Studies have found that a child who has self-discipline is often much more prepared for whatever challenges life throws their way, and that self-control is best learned in early childhood. Every parent wants their child to be the best they can be, and the question often asked is “what parenting style is best in order for children to thrive, have good self- esteem and show appropriate self-control?” Many experts have found that an authoritative parenting style is best at helping your child achieve self-discipline. An authoritative parenting style is one with expectations, rules and structure. However, it can’t be confused with a dictatorial style. Authoritative parents communicate well with their children, offer support, flexibility and allow for mistakes.

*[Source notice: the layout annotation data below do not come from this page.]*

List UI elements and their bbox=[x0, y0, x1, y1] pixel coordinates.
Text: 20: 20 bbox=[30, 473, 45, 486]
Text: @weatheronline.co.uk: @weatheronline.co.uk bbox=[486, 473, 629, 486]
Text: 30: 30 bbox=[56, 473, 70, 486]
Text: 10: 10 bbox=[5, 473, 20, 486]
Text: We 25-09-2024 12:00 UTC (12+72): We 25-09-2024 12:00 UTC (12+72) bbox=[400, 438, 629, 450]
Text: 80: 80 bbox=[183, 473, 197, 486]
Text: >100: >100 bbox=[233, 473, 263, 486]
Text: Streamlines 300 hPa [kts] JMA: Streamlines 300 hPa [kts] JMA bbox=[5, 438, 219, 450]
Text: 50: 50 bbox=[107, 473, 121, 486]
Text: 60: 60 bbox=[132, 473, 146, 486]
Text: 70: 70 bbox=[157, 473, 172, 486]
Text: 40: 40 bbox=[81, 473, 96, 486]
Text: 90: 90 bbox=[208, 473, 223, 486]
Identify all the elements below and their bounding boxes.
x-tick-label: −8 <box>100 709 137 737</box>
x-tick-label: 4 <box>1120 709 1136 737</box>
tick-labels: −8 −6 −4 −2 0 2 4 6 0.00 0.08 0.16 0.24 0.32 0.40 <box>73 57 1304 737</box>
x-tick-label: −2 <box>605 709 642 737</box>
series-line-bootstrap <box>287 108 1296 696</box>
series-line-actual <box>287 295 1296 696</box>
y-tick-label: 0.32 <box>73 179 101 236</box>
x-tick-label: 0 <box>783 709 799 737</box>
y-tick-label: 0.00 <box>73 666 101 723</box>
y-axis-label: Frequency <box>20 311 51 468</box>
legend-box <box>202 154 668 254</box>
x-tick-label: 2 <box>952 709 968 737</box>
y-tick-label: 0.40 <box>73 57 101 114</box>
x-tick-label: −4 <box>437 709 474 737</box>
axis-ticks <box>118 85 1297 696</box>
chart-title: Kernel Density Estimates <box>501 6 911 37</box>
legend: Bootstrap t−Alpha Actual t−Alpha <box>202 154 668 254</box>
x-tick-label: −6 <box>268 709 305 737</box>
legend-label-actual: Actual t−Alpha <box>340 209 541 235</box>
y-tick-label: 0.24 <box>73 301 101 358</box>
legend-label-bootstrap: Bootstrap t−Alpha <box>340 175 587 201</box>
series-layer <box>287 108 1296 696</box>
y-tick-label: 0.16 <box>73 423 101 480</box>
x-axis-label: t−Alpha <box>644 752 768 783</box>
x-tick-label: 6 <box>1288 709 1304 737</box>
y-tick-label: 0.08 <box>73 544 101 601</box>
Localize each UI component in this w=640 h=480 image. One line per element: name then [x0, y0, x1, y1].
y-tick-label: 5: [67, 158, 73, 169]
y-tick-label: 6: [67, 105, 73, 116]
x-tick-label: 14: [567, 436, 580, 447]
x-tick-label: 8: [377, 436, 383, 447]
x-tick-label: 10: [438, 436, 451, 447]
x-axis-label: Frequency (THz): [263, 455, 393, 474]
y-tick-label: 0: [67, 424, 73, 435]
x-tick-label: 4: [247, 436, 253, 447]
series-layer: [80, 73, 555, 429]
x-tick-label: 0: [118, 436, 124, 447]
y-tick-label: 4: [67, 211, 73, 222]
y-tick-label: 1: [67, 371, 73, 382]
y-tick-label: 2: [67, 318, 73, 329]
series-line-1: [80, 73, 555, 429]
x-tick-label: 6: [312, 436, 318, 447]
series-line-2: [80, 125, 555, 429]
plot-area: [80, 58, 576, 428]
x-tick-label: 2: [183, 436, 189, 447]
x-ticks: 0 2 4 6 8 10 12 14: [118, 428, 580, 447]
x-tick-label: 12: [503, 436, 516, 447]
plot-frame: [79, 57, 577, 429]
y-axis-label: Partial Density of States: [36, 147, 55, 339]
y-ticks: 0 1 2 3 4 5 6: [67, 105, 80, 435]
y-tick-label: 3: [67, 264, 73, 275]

Here are some other suggestions for teaching self-control to children:
- Encourage activities that practice self-discipline. Start by having your children participate in chores. Chores can start as young as 3 years old and teach children to be responsible and disciplined. Other activities such as sports, a job, caring for a pet, music lessons and following family routines – such as morning and bedtime schedules all encourage self-control.
- Give your child an allowance. Teach your children to earn what they want. Encourage children to save their money and make it last. Allowance can help curb impulsive behaviour and provides children with the opportunity to learn how to plan ahead and be goal oriented.
- Think about the future. Talking about the future and encouraging children to have goals helps teach self-control. By achieving goals set out for themselves, children learn to prioritize and work hard. Future thinking children don’t expect things to happen right away. They know that they need to work hard, practice and be positive; this takes self-discipline.
- Develop social skills. From a young age children must be taught not to interrupt, to listen when being talked to and how to control their emotions by reacting to feelings appropriately (i.e. it’s okay to feel angry, but it’s not okay to hit). Other skills that are key to developing self-discipline are the ability to share and wait your turn (playing board games are a great way to teach this).
- Set limits. In this day and age of electronics, it is important to set limits to how much time your child can be on a computer, play electronic games, talk on the phone and text.
Teaching self-discipline in children takes time, effort and a plan. As parents it is your job to think about the type of people you want your children to become. What qualities do you want them to possess? Once you’ve answered these questions, ask yourself “how should I parent my children so that they achieve these qualities?” Self-discipline is one of the most important qualities that a child can develop. Children who have self-discipline have a much greater chance of school, relationship and social success. As a result, they will lead happier more accomplished lives.